The door opened, showing Gret with his head buried in a set of maps. "The bearings you gave us don't make sense, the -" Gret froze, finding the Captain straddling my panting form.

"Ah," he said, backing up slightly. He held the door as if it could shield him physically from what was happening before him. "If this is a bad time -"

"Not at all," smiled the Captain. He slid his hand down my chest as he stood. I tilted my head back and closed my eyes, counting to one hundred as I tried to control my body's reaction to his legs skimming my lap.

"Okay," Gret said weakly. I lost my place and had to begin again.

The Captain leaned over me again, wanted to show this man how it worked, and I stayed still as he put his lips next to my head. "Stay," he reminded me.

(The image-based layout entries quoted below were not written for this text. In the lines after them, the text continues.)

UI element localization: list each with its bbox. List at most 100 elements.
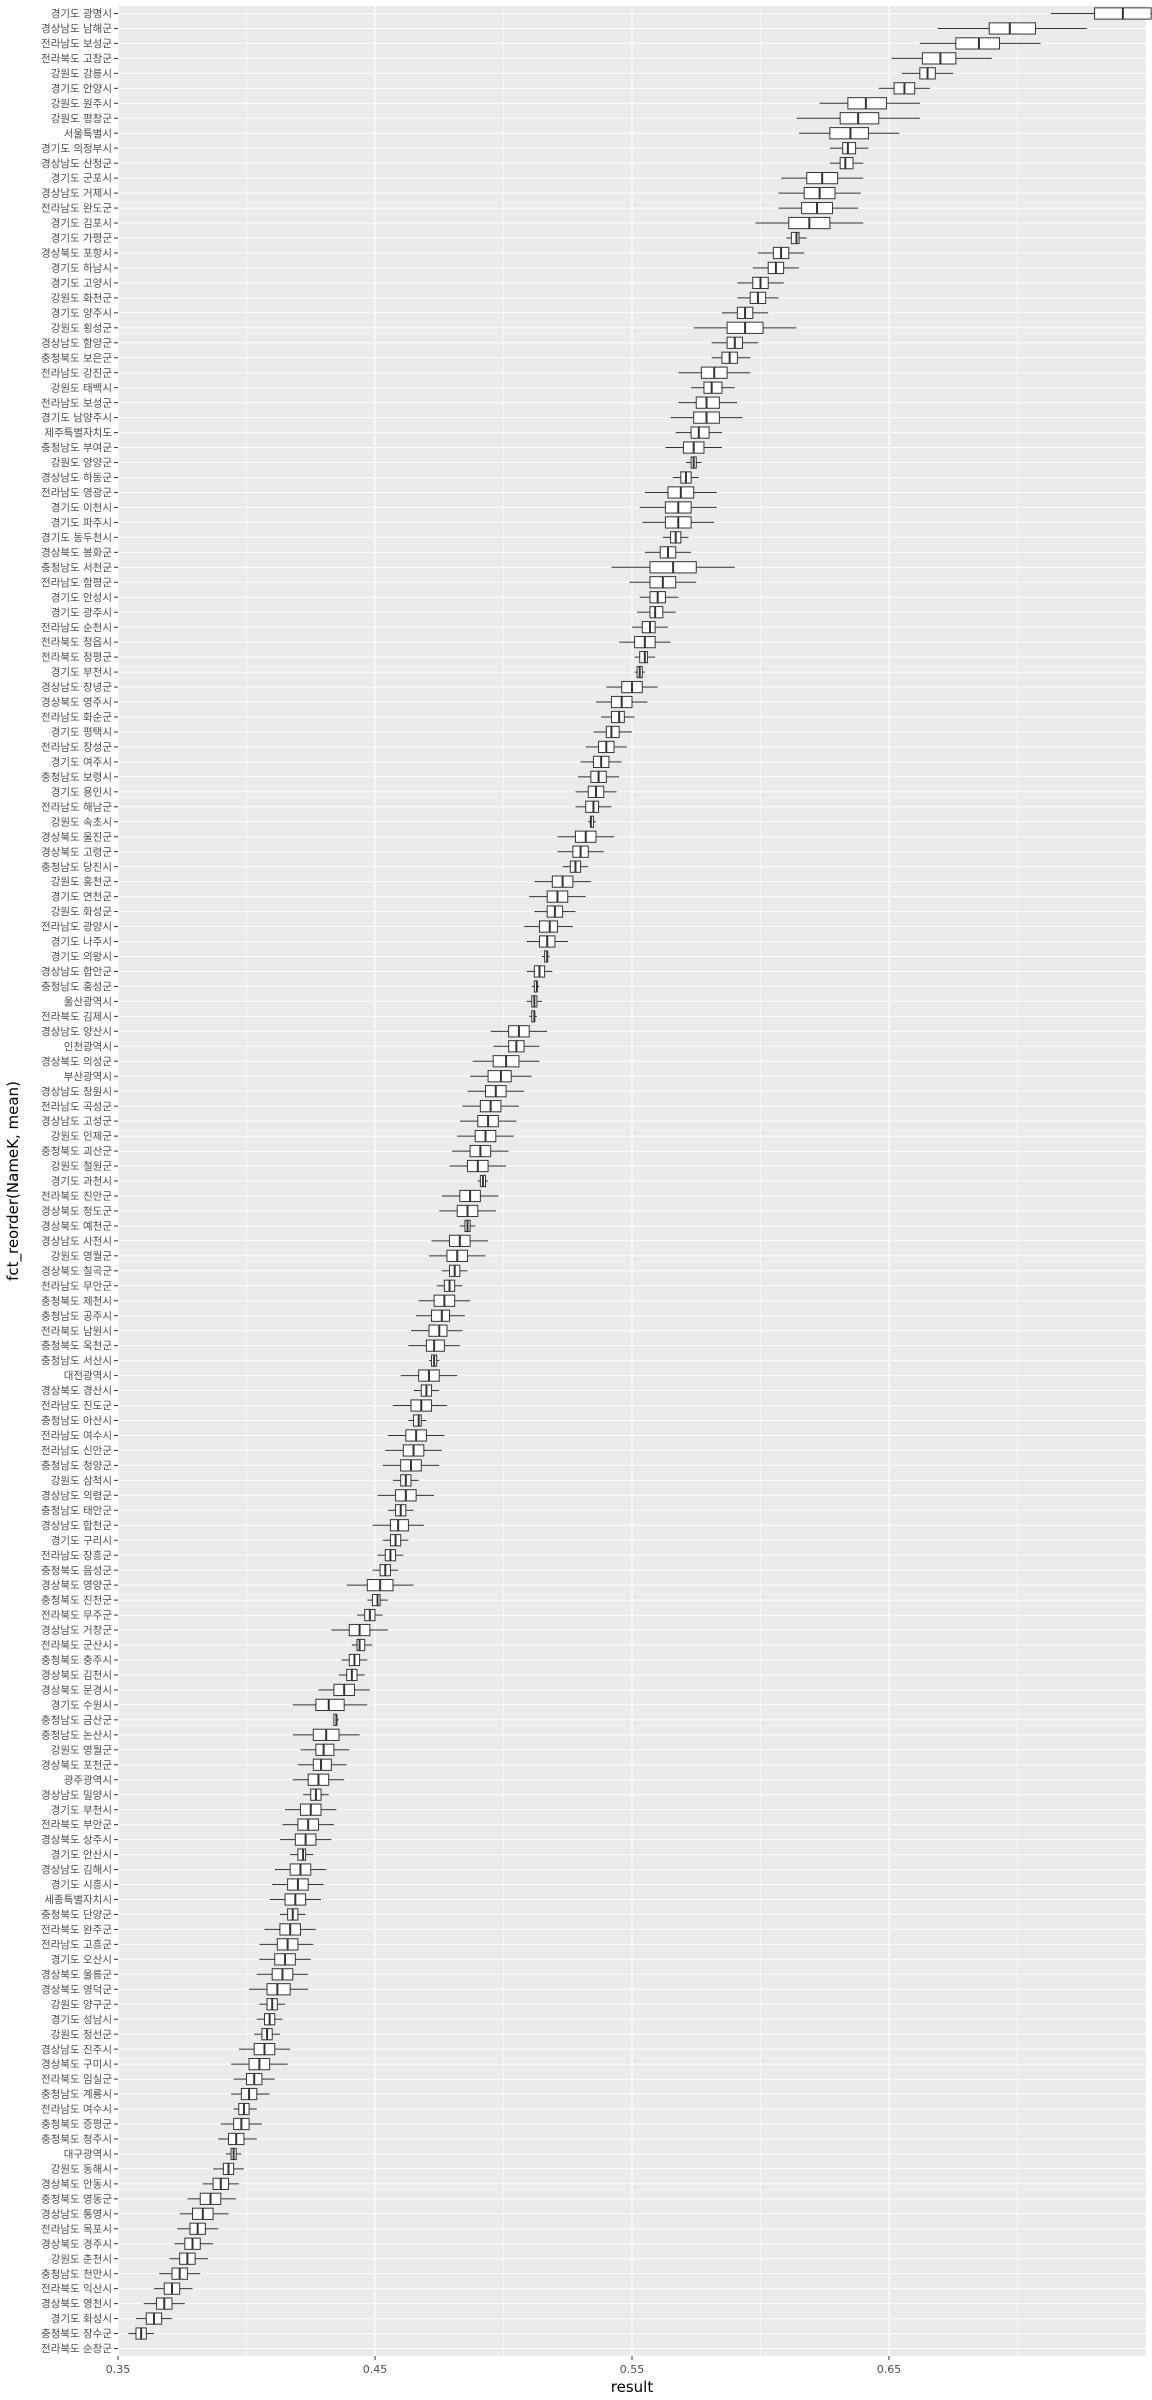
box-6 xyxy=(878,82,931,95)
y-tick-label: 전라북도 정읍시 xyxy=(41,637,112,649)
box-5 xyxy=(901,67,954,80)
y-tick-label: 경상남도 창녕군 xyxy=(41,681,112,694)
y-tick-label: 충청남도 청양군 xyxy=(41,1460,112,1472)
y-tick-label: 강원도 속초시 xyxy=(51,816,112,828)
y-tick-label: 충청북도 옥천군 xyxy=(41,1340,112,1352)
major-gridlines xyxy=(117,6,1146,2356)
box-56 xyxy=(557,830,615,843)
box-45 xyxy=(634,665,645,679)
y-tick-label: 서울특별시 xyxy=(64,128,112,140)
box-iqr xyxy=(790,231,800,245)
y-tick-label: 제주특별자치도 xyxy=(44,427,112,439)
box-123 xyxy=(279,1833,332,1846)
y-tick-label: 전라남도 여수시 xyxy=(41,2104,112,2116)
box-155 xyxy=(135,2312,172,2325)
y-tick-label: 경상남도 함양군 xyxy=(41,336,112,349)
y-tick-label: 경상남도 남해군 xyxy=(41,22,112,35)
box-28 xyxy=(670,411,743,424)
box-142 xyxy=(220,2117,262,2131)
y-tick-label: 경기도 하남시 xyxy=(51,262,112,275)
box-4 xyxy=(891,52,992,65)
box-20 xyxy=(737,291,779,304)
box-27 xyxy=(678,396,738,409)
box-26 xyxy=(691,381,735,394)
y-tick-label: 경상남도 밀양시 xyxy=(41,1788,112,1801)
y-tick-label: 강원도 횡성군 xyxy=(51,321,113,334)
box-145 xyxy=(213,2162,244,2176)
box-68 xyxy=(529,1010,537,1023)
y-tick-label: 충청남도 공주시 xyxy=(41,1310,112,1322)
box-120 xyxy=(303,1788,329,1801)
box-iqr xyxy=(649,606,664,619)
y-tick-label: 충청북도 진천군 xyxy=(41,1595,112,1607)
box-series xyxy=(128,7,1152,2340)
box-147 xyxy=(187,2192,237,2205)
box-134 xyxy=(259,1998,286,2011)
box-75 xyxy=(459,1115,517,1128)
y-tick-label: 경기도 군포시 xyxy=(51,172,112,185)
y-tick-label: 경기도 광명시 xyxy=(51,7,112,20)
y-tick-label: 강원도 강릉시 xyxy=(51,68,112,80)
box-51 xyxy=(580,755,622,769)
box-146 xyxy=(202,2177,239,2190)
y-tick-label: 경상북도 봉화군 xyxy=(41,546,112,559)
y-tick-label: 전라북도 남원시 xyxy=(41,1325,112,1337)
y-tick-label: 전라북도 무주군 xyxy=(41,1610,112,1622)
box-126 xyxy=(272,1878,324,1891)
y-tick-label: 경상북도 예천군 xyxy=(41,1220,112,1233)
y-tick-label: 경상북도 영주시 xyxy=(41,696,112,709)
box-10 xyxy=(829,142,869,155)
y-tick-label: 경기도 구리시 xyxy=(51,1534,112,1547)
box-31 xyxy=(685,456,702,469)
y-tick-label: 경기도 고양시 xyxy=(51,277,112,290)
box-148 xyxy=(179,2207,229,2220)
y-tick-label: 충청북도 증평군 xyxy=(41,2119,112,2131)
box-99 xyxy=(392,1474,419,1487)
box-33 xyxy=(644,486,717,499)
box-46 xyxy=(606,680,658,694)
y-tick-label: 전라남도 광양시 xyxy=(41,921,112,933)
y-tick-label: 경기도 연천군 xyxy=(51,890,113,903)
y-tick-label: 경상남도 합천군 xyxy=(41,1519,112,1532)
y-tick-label: 경상남도 사천시 xyxy=(41,1234,112,1247)
y-tick-label: 경기도 나주시 xyxy=(51,935,112,948)
x-tick-label: 0.45 xyxy=(363,2363,388,2376)
y-tick-label: 경상북도 구미시 xyxy=(41,2058,112,2071)
box-iqr xyxy=(428,1324,448,1337)
y-tick-label: 전라남도 무안군 xyxy=(41,1280,112,1292)
box-47 xyxy=(596,695,648,709)
y-tick-label: 강원도 화성군 xyxy=(51,906,113,918)
box-61 xyxy=(534,905,576,918)
y-tick-label: 강원도 화천군 xyxy=(51,292,113,304)
box-102 xyxy=(372,1519,424,1532)
box-iqr xyxy=(839,157,854,170)
box-129 xyxy=(264,1923,316,1936)
y-tick-label: 전라남도 보성군 xyxy=(41,397,112,409)
y-tick-label: 경상남도 함안군 xyxy=(41,965,112,978)
box-iqr xyxy=(703,381,723,394)
box-iqr xyxy=(639,651,648,664)
y-tick-label: 충청북도 청주시 xyxy=(41,2134,112,2146)
box-37 xyxy=(644,546,692,559)
box-7 xyxy=(819,97,920,110)
box-iqr xyxy=(425,1339,445,1352)
box-152 xyxy=(159,2267,201,2280)
box-3 xyxy=(919,37,1041,50)
y-tick-label: 충청남도 보령시 xyxy=(41,771,112,783)
box-18 xyxy=(752,261,800,275)
box-53 xyxy=(575,785,617,798)
y-tick-label: 경상북도 영덕군 xyxy=(41,1983,112,1996)
box-72 xyxy=(470,1070,532,1083)
y-tick-label: 세종특별자치시 xyxy=(44,1894,112,1906)
box-130 xyxy=(259,1938,314,1951)
y-tick-label: 경상남도 김해시 xyxy=(41,1863,112,1876)
box-135 xyxy=(256,2013,283,2026)
box-112 xyxy=(339,1668,365,1682)
y-tick-label: 경상남도 양산시 xyxy=(41,1025,112,1038)
box-141 xyxy=(233,2102,257,2116)
box-114 xyxy=(292,1698,368,1711)
box-43 xyxy=(619,636,671,649)
box-86 xyxy=(436,1279,463,1292)
y-tick-label: 전라남도 함평군 xyxy=(41,577,112,589)
box-iqr xyxy=(988,22,1036,35)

He waited a beat. "Are you trying not to think about what's going on?"

I nodded, still trying to count.

"That's hardly fun." He paused. I felt the ends of his curls tickling at my neck. "No, no fun at all. Why don't you think about what I'll do to you when I get back instead."

There were no numbers that could save me from the places my mind went, tripping over itself.

The Captain lifted his lips, looking at my face. He smiled, then kissed me gently, and it was all to show this man how this worked, it was all to remind me who was in charge, and I loved it, my body sang, and when he left I stayed and tried not to think too hard about what I hoped would come next because I did not want to explode.

Some time later I heard the door open and then close, and then the Captain was back at my side. "Control," he told me quietly. He slid a finger down my chest, catching on the fabric of my shirt and causing me to gasp for breath. "Of fate, of my life." He reached my waistband and shifted his body so that his hand could slide within my pants. It brought his face against mine. "Of you." His breath was hot against my cheek, his hand hot against my skin, and I was his, his, his.

"That is what Ido." He whispered in my ear and I would have lost my breath at that but he chose that moment to grab my cock, firmly pulling it and I yelped, had to move up and his mouth was waiting for me, and he kissed me, one hand on my cock and one hand on my head and his mouth on mine and if someone was in control, it certainly wasn't me.